Gran trayectoria también la de la Peluquería París Riestra, que este miércoles cumple justamente 52 años. "Lo peor que tiene actualmente la calle es la falta de comercios, porque hay mucho bajo cerrado", afirma el propietario, Enrique Lores.

Imagen de la década de los 90 del segundo tramo de la vía. ARCHIVO
Imagen de la década de los 90 del segundo tramo de la vía. ARCHIVO

Histórica también la relojería Ignacio Rey, que fue fundada en 1921. "Gracias a la peatonalización pasa más gente por aquí pero el problema es que no hay aparcamiento y eso provoca que la gente del rural ya no venga porque tienen que dejar el coche en las afueras y venir andando, y eso siempre cuesta más", reconoce Elena Canle.

Entre los negocios de este tramo de la vía destaca O Recreo (se trasladó en 2019), la Galería Abadía (abrió hace 5 años) o la copistería Códex. Esta última se trasladó a esta vía hace tres años desde la Rúa Marquesa. Uno de sus socios, Juan Carlos Fontanes, asegura que "ahora cambiamos a mejor porque esta calle está mejor situada, es más amplia, tiene más luz y mucha más visibilidad".

Hostelería

Los comercios no son los únicos que conviven en esta calle. La hostelería también está muy presente en Marqués de Riestra, especialmente en el tramo más próximo a la Praza de España.

Allí se sitúan, entre otros, la hamburguesería Ñan o el Club del Café, que abrió hace más de 10 años. También El Dulce de Leche Alameda, que aterrizó en la zona el 11 de octubre de 2021. Su propietaria, Valeria Giráldez, asegura que esta "es una zona por donde pasa muchísima gente".

"Estamos rodeados de los puntos de más peso de funcionariado de la ciudad y también de la Facultad de Bellas Artes", afirma. Sin embargo, la localización no solo trae cosas buenas ya que, tal y como señala la empresaria, "aquí estamos siempre en el punto de mira de todo y estamos muy afectados por Patrimonio por estar justo en frente de las ruinas, algo que me dio muchos problemas cuando quise abrir por la terraza, el toldo, el rótulo...".

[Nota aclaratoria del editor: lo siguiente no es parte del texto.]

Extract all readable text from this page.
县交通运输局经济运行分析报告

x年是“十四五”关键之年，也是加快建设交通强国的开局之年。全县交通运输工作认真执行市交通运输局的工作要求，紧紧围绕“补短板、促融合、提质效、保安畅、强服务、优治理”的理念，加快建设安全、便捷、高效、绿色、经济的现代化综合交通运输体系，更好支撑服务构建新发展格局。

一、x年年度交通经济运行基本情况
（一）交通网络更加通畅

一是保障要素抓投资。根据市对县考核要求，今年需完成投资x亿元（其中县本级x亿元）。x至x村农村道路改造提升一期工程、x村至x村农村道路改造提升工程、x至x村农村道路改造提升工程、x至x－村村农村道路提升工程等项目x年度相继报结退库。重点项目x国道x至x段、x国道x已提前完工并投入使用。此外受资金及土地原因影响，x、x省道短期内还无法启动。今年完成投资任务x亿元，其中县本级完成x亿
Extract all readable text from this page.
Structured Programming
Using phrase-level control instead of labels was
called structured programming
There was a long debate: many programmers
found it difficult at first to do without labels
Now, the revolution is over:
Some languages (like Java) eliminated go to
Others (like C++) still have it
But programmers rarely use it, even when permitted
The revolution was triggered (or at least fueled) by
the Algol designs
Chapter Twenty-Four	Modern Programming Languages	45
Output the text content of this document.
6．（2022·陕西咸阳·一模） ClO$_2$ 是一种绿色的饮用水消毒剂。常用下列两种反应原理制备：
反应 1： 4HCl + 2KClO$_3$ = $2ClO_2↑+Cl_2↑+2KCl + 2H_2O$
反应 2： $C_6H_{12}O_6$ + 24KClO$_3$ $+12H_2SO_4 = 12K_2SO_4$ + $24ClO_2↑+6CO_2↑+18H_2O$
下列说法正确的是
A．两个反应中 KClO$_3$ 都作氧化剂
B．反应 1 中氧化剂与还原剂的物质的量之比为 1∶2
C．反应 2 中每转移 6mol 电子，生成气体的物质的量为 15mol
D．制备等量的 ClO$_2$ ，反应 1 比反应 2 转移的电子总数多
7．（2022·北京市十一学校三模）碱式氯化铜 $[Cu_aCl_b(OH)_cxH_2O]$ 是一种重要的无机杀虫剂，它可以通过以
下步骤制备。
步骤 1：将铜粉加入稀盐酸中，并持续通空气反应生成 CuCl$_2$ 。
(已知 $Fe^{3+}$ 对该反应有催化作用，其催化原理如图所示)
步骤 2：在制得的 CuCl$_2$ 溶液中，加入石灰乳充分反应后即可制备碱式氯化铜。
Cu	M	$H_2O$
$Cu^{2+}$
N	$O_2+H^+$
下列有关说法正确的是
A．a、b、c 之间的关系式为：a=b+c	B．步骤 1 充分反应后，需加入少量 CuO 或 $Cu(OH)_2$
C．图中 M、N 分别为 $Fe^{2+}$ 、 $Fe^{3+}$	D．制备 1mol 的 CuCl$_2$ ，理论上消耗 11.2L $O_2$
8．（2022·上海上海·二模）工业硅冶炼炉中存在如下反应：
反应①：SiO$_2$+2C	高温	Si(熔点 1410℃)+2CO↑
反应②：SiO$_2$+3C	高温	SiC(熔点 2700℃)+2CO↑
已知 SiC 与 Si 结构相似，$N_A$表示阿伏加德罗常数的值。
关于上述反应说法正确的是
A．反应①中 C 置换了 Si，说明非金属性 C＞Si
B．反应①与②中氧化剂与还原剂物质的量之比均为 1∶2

También, en el aspecto negativo, añade Giráldez, están las palomas. "Un domingo por la mañana me pueden romper fácilmente 30 piezas de vidrio", lamenta la propietaria.

Algunos comerciantes y hosteleros de la calle Marqués de Riestra. DAVID FREIRE
Algunos comerciantes y hosteleros de la calle Marqués de Riestra. DAVID FREIRE

El último tramo

En la última parte de Marqués de Riestra, entre Gutiérrez Mellado y la Rúa Oliva, también conviven otros comercios y cafeterías. Entre ellas, Marcos Saira (que abrió en 2015), la tienda de Milagros Molero (hace 20 años), la Panadería Meu Bakery & Coffee (en 2020), o la cafetería O Forno (abrió hace una semana).

Entre los más veteranos está la Óptica Lafuente que, tal y como explica la empleada Andrea Crujeiras, "abrió hace más de 40 años aunque el nuevo proyecto comenzó a finales de 2018", y la peluquería Ana Barros, con 36 años de actividad. La propietaria de este último negocio recuerda como cuando ella empezó "esta calle era de doble sentido de circulación y había sitio para aparcar".

En la actualidad, añade, lo peor "es la circulación, porque aunque tenemos un solo sentido, realmente pasan coches para los dos lados y se tienen que subir a las aceras para poder pasar". En su opinión, "desde ese cambio, la calle quedó mucho más muerta".